根管治療は、信頼できる歯医者で最後まで受けきりましょう
根管治療を施しても、もし歯根の中に細菌が残っていたり、歯根と被せ物の境目から虫歯が再発してしまえば、再び治療をする必要が出てきます。さらに、再治療の成功率は低くなり、治療期間や費用もかさんでしまうため、根管治療は「最初の治療をしっかりと行う」ことが重要です。
また、根管治療は「歯の基礎工事」ともいわれる治療です。基礎となる部分の治療が適切にできていなければ、その上にどんなに立派な被せ物を着けたとしても長く持つことはないでしょう。

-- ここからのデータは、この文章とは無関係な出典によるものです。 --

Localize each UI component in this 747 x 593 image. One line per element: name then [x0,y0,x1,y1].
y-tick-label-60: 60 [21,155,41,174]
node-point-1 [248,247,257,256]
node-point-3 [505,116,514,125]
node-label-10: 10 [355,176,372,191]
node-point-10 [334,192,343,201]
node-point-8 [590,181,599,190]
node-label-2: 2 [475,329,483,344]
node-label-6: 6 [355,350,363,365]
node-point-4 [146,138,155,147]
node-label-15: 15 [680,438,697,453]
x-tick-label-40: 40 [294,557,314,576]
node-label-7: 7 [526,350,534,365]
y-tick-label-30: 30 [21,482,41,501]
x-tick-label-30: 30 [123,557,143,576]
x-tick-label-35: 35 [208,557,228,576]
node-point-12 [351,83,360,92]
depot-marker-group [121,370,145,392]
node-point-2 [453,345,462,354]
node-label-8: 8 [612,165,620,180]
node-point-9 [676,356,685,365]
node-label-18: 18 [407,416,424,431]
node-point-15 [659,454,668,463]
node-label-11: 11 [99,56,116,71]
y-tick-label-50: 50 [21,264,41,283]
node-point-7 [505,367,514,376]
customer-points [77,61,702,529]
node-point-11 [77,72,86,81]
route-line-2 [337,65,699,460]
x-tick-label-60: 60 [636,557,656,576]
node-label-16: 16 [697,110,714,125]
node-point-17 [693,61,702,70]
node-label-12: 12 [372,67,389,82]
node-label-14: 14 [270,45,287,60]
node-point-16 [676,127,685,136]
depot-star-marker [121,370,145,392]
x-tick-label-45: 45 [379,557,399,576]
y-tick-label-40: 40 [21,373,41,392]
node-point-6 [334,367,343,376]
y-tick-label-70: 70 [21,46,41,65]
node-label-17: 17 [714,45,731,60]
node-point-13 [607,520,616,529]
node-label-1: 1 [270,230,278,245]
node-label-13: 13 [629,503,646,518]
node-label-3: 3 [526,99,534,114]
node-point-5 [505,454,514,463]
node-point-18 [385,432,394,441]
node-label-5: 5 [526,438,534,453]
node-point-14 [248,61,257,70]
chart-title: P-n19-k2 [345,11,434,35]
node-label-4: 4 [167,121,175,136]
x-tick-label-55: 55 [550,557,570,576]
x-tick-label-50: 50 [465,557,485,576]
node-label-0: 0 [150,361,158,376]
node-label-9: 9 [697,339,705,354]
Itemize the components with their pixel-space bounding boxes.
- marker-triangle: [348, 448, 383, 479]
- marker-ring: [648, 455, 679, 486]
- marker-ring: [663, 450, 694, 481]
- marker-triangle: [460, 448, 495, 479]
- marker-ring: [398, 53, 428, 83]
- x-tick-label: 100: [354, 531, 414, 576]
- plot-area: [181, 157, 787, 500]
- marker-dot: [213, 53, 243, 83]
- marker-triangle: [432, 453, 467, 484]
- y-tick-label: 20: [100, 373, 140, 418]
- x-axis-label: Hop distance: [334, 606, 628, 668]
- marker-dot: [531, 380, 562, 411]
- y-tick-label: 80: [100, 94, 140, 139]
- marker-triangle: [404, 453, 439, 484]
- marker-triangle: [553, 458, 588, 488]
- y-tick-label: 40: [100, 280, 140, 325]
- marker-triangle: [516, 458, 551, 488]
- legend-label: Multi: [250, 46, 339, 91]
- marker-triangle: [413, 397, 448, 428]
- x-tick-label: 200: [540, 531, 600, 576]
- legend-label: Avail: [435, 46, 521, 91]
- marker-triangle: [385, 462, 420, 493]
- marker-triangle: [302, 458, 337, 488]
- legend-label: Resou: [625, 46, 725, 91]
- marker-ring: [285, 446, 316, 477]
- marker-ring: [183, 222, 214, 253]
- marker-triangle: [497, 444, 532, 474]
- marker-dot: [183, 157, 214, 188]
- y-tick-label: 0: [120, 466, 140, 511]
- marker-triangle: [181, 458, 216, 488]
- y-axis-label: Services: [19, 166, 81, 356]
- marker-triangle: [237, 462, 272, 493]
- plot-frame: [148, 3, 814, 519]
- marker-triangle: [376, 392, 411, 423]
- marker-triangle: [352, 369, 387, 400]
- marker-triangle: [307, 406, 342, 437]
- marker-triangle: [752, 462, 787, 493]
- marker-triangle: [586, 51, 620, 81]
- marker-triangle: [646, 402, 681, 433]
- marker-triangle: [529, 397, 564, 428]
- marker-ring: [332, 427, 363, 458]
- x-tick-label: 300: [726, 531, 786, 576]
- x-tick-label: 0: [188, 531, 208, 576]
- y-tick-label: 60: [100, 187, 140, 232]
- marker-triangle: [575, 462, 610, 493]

根管治療を受ける際には、技術と実績を持つ信頼できる歯科医院を選び、治療後の検査やメインテナンスも含めて、最後までしっかりと受けきることを強くおすすめします。治療に関して不安や疑問がありましたら、まずは一度当院へご相談ください。
根管治療の流れ
根管の拡大・清掃
拡大鏡を用いて根管内を拡大して感染部位を確認します。清掃にはリーマー(ファイル)という専用の器具を使用し、感染部位の取り残しがないように根の先まで徹底して除去します。
根管内の洗浄・消毒
シリンジで根管の洗浄を行い、また感染部位が大きい場合には超音波洗浄器を併用しながら洗浄します。数回繰り返すことで細菌のいない状態をつくりだします。
根管充填
細菌が治療箇所に再び侵入しないよう、密閉性の高い詰め物で緊密に根管内を充填して処置は完了です。
歯冠補綴
歯冠補綴はきれいにした歯の内部に汚れが入るのを防ぐ「蓋」の役割を果たしています。
歯冠補綴が歯にぴったりあっているほど、歯の内部に汚れは入り込まず結果、根管治療した歯の健康を長持ちさせることができます。
経過観察・メインテナンス
治療した歯の経過観察と予防メインテナンス期間へと移行します。治療後は定期的な検診を通じて、責任を持ってサポートさせていただきます。
根管治療後の痛みについて
根管治療は麻酔処置を施してから行うため、治療中に痛みを伴うことはほぼありません。ただし、歯の根の中の組織に触れる治療ですので、治療後にはしばらく痛みや違和感がある場合があります。痛みの度合いや期間については、感染や炎症の進行度合いにもよって個人差はありますが、通常では根管が無菌的になっていれば一週間ほどでおさまることがほとんどです。
根管治療の予後について
歯の根の中は非常に細く複雑な構造をしていますので、確実に治して再発を防ぐためには、治療後も数回にわたり通院して検査を行う必要があります。
根管治療を受けられた患者様の中には、「もう痛くないから」といった理由から、治療後の検査やメインテナンスを怠ってしまう方がいらっしゃいますが、結果として再発に至るケースも少なくありません。
根管治療は「大切な歯を残すための治療」であり、また根管治療が必要な状態は、抜歯になるかどうかの瀬戸際であるとも言えます。治療後の検査やメインテナンスを最後までしっかりと受けきることで、ご自身の大切な歯を守っていきましょう。